CA VERSAILLES (3e ch.), 9 avril 1999 : RG n° 1996/8735

(sur pourvoi Cass. Civ. 1re, 12 mars 2002 : pourvoi n° 99-15711)

Publication : Lamyline ; Legifrance

 

Extrait : « Attendu que la clause litigieuse excluant la garantie en cas de chômage survenu à l'expiration d'un contrat de travail à durée ferme, combinée à la disposition qui limite la durée de la garantie, assimile, en les sanctionnant de la même manière, les efforts consentis par l'assuré en occupant un emploi fut-il précaire en cours de période de garantie, à une démission de son poste de travail, ou à son inaction prolongée ; Attendu qu'elle a pour conséquence paradoxale d'interdire à un assuré chômeur d'occuper un emploi disponible de durée déterminée pendant toute la période garantie, et porte ainsi atteinte à son droit fondamental au travail ; Attendu qu'il est ainsi démontré que cette clause procure un avantage excessif à la SA ICD VIE ; Attendu que, s'agissant d'un contrat d'adhésion, la clause litigieuse n'a pas fait l'objet d'une négociation individuelle, et qu'elle n'a pu qu'être imposée par l'assureur, professionnel averti, à un consommateur animé du souci d'obtenir son prêt ; Attendu qu'en conséquence cette clause est abusive, et doit être réputée non écrite ».

 

COUR D’APPEL DE VERSAILLES

TROISIÈME CHAMBRE

ARRÊT DU 9 AVRIL 1999

 

ÉLÉMENTS D’IDENTIFICATION DE LA DÉCISION                                      (N.B. : mention ne figurant pas sur l’original)

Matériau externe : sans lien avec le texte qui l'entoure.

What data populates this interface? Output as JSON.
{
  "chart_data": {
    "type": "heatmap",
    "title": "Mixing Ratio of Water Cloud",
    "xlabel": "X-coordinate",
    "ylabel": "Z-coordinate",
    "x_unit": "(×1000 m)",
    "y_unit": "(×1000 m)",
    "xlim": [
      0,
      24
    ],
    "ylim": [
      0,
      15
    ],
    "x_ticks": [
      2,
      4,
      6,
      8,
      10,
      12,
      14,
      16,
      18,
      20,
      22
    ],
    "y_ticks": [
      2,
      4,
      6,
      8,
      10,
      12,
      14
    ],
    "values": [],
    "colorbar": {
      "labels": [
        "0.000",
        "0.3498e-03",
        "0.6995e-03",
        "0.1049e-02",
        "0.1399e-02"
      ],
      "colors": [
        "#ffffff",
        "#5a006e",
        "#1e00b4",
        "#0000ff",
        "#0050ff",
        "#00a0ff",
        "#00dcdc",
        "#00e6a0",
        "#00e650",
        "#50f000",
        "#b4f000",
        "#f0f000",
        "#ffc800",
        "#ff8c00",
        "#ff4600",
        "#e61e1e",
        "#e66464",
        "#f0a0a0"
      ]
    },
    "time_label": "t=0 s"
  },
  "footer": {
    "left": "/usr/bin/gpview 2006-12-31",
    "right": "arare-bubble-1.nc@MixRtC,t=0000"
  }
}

RG n° 1996-8735. Appel d’un jugement du TGI Versailles du 23 septembre 1996.

COMPOSITION DE LA COUR : Présidence : M. M. FALCONE ; Conseillers : Mme F. SIMONNOT, Mme F. PRAGER-BOUYALA

APPELANT :

SA ICD VIE

 

INTIMÉ :

Monsieur X.

 

EXPOSÉ DU LITIGE                                                                                         (N.B. : mention ne figurant pas sur l’original)

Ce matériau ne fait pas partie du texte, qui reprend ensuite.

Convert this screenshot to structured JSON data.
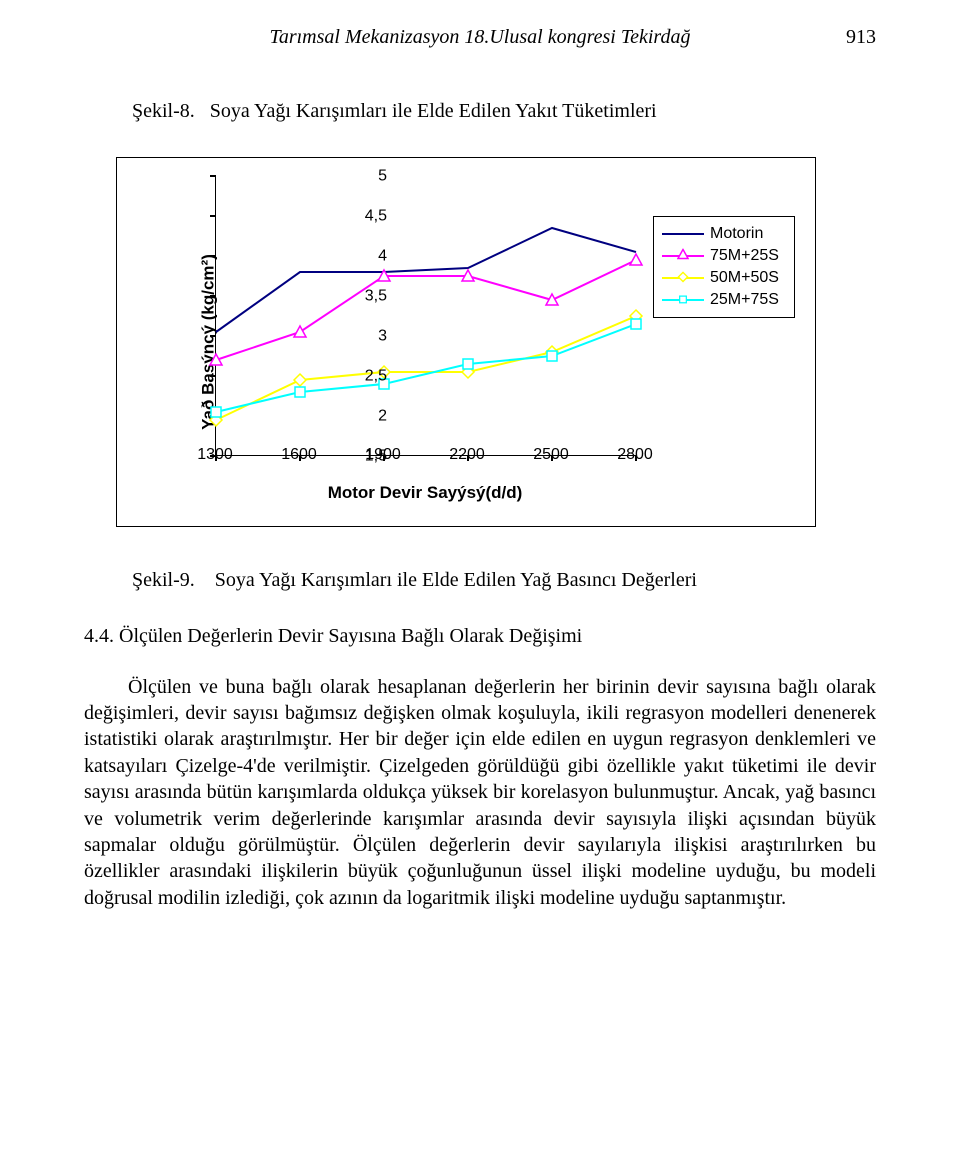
{
  "header": {
    "title": "Tarımsal Mekanizasyon 18.Ulusal kongresi Tekirdağ",
    "page_number": "913"
  },
  "fig8": {
    "caption_label": "Şekil-8.",
    "caption_text": "Soya Yağı Karışımları ile Elde Edilen Yakıt Tüketimleri"
  },
  "chart": {
    "type": "line",
    "y_label": "Yað Basýncý (kg/cm²)",
    "x_label": "Motor Devir Sayýsý(d/d)",
    "x_ticks": [
      "1300",
      "1600",
      "1900",
      "2200",
      "2500",
      "2800"
    ],
    "y_ticks": [
      "1,5",
      "2",
      "2,5",
      "3",
      "3,5",
      "4",
      "4,5",
      "5"
    ],
    "y_min": 1.5,
    "y_max": 5.0,
    "x_values": [
      1300,
      1600,
      1900,
      2200,
      2500,
      2800
    ],
    "series": [
      {
        "name": "Motorin",
        "color": "#000080",
        "marker": "none",
        "values": [
          3.05,
          3.8,
          3.8,
          3.85,
          4.35,
          4.05
        ]
      },
      {
        "name": "75M+25S",
        "color": "#ff00ff",
        "marker": "triangle",
        "values": [
          2.7,
          3.05,
          3.75,
          3.75,
          3.45,
          3.95
        ]
      },
      {
        "name": "50M+50S",
        "color": "#ffff00",
        "marker": "diamond",
        "values": [
          1.95,
          2.45,
          2.55,
          2.55,
          2.8,
          3.25
        ]
      },
      {
        "name": "25M+75S",
        "color": "#00ffff",
        "marker": "square",
        "values": [
          2.05,
          2.3,
          2.4,
          2.65,
          2.75,
          3.15
        ]
      }
    ],
    "legend": [
      "Motorin",
      "75M+25S",
      "50M+50S",
      "25M+75S"
    ]
  },
  "fig9": {
    "caption_label": "Şekil-9.",
    "caption_text": "Soya Yağı Karışımları ile Elde Edilen Yağ Basıncı Değerleri"
  },
  "section": {
    "heading": "4.4. Ölçülen Değerlerin Devir Sayısına Bağlı Olarak Değişimi"
  },
  "body": {
    "text": "Ölçülen ve buna bağlı olarak hesaplanan değerlerin her birinin devir sayısına bağlı olarak değişimleri, devir sayısı bağımsız değişken olmak koşuluyla, ikili regrasyon modelleri denenerek istatistiki olarak araştırılmıştır. Her bir değer için elde edilen en uygun regrasyon denklemleri ve katsayıları Çizelge-4'de verilmiştir. Çizelgeden görüldüğü gibi özellikle yakıt tüketimi ile devir sayısı arasında bütün karışımlarda oldukça yüksek bir korelasyon bulunmuştur. Ancak, yağ basıncı ve volumetrik verim değerlerinde karışımlar arasında devir sayısıyla ilişki açısından büyük sapmalar olduğu görülmüştür. Ölçülen değerlerin devir sayılarıyla ilişkisi araştırılırken bu özellikler arasındaki ilişkilerin büyük çoğunluğunun üssel ilişki modeline uyduğu, bu modeli doğrusal modilin izlediği, çok azının da logaritmik ilişki modeline uyduğu saptanmıştır."
  }
}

Monsieur X., ayant accepté une offre de prêt immobilier d'un montant de 490.000 francs, remboursable en 20 ans, formulée par la SOCIETE ANONYME DE CREDIT IMMOBILIER DES ENVIRONS DE PARIS (la SA CIEP), a adhéré le 28 juin 1990, par l'intermédiaire du courtier d'assurance, le GMRA, au contrat d'assurance groupe crédit conclu par cet organisme prêteur avec la Compagnie d'Assurance sur la vie RHIN et MOSELLE - VIA, afin de bénéficier, notamment, d'une garantie en cas de chômage.

Ce contrat d'assurance collective a été repris par la SA ICD VIE.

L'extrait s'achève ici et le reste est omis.